Exhibit 3.1
CERTIFICATE OF AMENDMENT TO
SEVENTH AMENDED AND RESTATED CERTIFICATE OF INCORPORATION OF LESLIE’S, INC.
Leslie’s, Inc., a corporation organized and existing under the laws of the State of Delaware (the “Corporation”), DOES HEREBY CERTIFY AS FOLLOWS:
The total number of shares of all classes of capital stock which the Company shall have authority to issue is 51,000,000, which shall be divided into two classes as follows: 50,000,000 shares of common stock, par value $0.001 per share (“Common Stock”), and 1,000,000 shares of preferred stock, par value $0.001 per share (“Preferred Stock”).

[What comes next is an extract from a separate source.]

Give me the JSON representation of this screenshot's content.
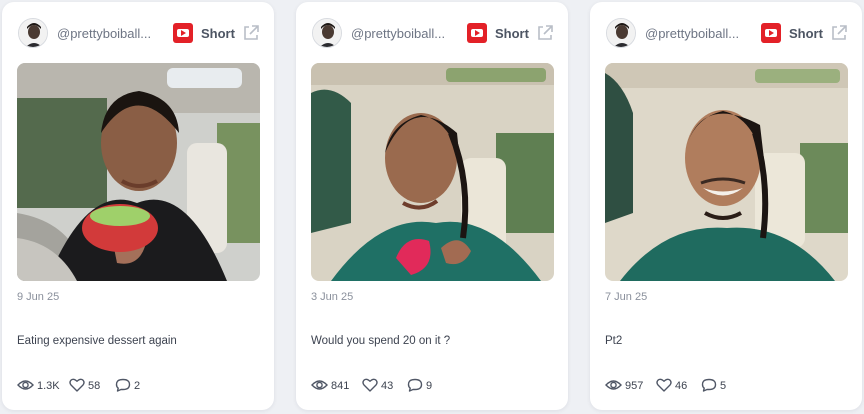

Upon the filing and effectiveness of this Certificate of Amendment (the “Effective Time”), every 20 shares of Common Stock issued and outstanding or held by the Company in treasury immediately prior to the Effective Time shall, automatically and without any action on the part of the Company or the respective holders thereof, be combined and reclassified into one (1) validly issued, fully paid and non-assessable share of Common Stock (the “Reverse Stock Split”). No fractional shares of Common Stock shall be issued as a result of the Reverse Stock Split and, in lieu thereof, the Company’s transfer agent for the registered holders of shares of Common Stock shall aggregate all fractional shares of Common Stock and arrange for them to be sold on behalf of such holders whose shares of Common Stock otherwise would have been combined into a fractional share as a result of the Reverse Stock Split and, after completion of the sale, such holders will receive a cash payment from the transfer agent in an amount equal to their respective pro rata share of the total net proceeds of such sale. Each stock certificate that immediately prior to the Effective Time represented shares of Common Stock, if any, shall thereafter represent the number of whole shares of Common Stock into which the shares of Common Stock formerly represented by such certificate shall have been combined and reclassified.

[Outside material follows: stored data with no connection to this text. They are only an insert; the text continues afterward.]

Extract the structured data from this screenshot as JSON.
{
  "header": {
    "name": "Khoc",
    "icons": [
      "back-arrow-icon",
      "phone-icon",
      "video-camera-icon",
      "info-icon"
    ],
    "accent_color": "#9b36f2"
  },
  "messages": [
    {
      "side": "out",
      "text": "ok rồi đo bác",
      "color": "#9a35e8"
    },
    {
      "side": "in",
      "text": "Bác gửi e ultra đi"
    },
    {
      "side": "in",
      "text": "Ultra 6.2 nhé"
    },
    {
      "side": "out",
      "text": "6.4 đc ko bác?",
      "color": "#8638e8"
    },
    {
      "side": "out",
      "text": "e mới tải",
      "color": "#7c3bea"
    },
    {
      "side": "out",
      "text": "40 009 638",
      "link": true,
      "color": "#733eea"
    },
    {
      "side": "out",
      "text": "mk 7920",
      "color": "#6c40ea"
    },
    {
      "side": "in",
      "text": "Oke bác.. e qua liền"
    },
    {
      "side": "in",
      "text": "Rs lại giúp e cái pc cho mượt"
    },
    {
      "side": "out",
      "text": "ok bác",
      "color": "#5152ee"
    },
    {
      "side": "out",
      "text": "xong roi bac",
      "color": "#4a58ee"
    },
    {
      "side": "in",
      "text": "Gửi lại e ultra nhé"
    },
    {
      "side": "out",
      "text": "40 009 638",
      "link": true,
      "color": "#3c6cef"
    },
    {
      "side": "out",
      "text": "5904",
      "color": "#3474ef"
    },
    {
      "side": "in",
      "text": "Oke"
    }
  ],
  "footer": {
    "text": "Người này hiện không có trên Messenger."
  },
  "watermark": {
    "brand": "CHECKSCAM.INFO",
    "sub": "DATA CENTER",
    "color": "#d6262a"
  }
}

The number of authorized shares of Preferred Stock or Common Stock may be increased or decreased (but not below the number of shares thereof then-outstanding) without a separate class vote of the holders of shares of Common Stock or Preferred Stock irrespective of the provisions of Section 242(b)(2) of the DGCL (or any successor provision thereto), unless a vote of any such holder is required pursuant to this Certificate of Incorporation (including any certificate of designation relating to any series of Preferred Stock).
3. The amendment to the Certificate set forth in this Certificate of Amendment were duly authorized and adopted in accordance with Section 242 of the General Corporation Law of the State of Delaware.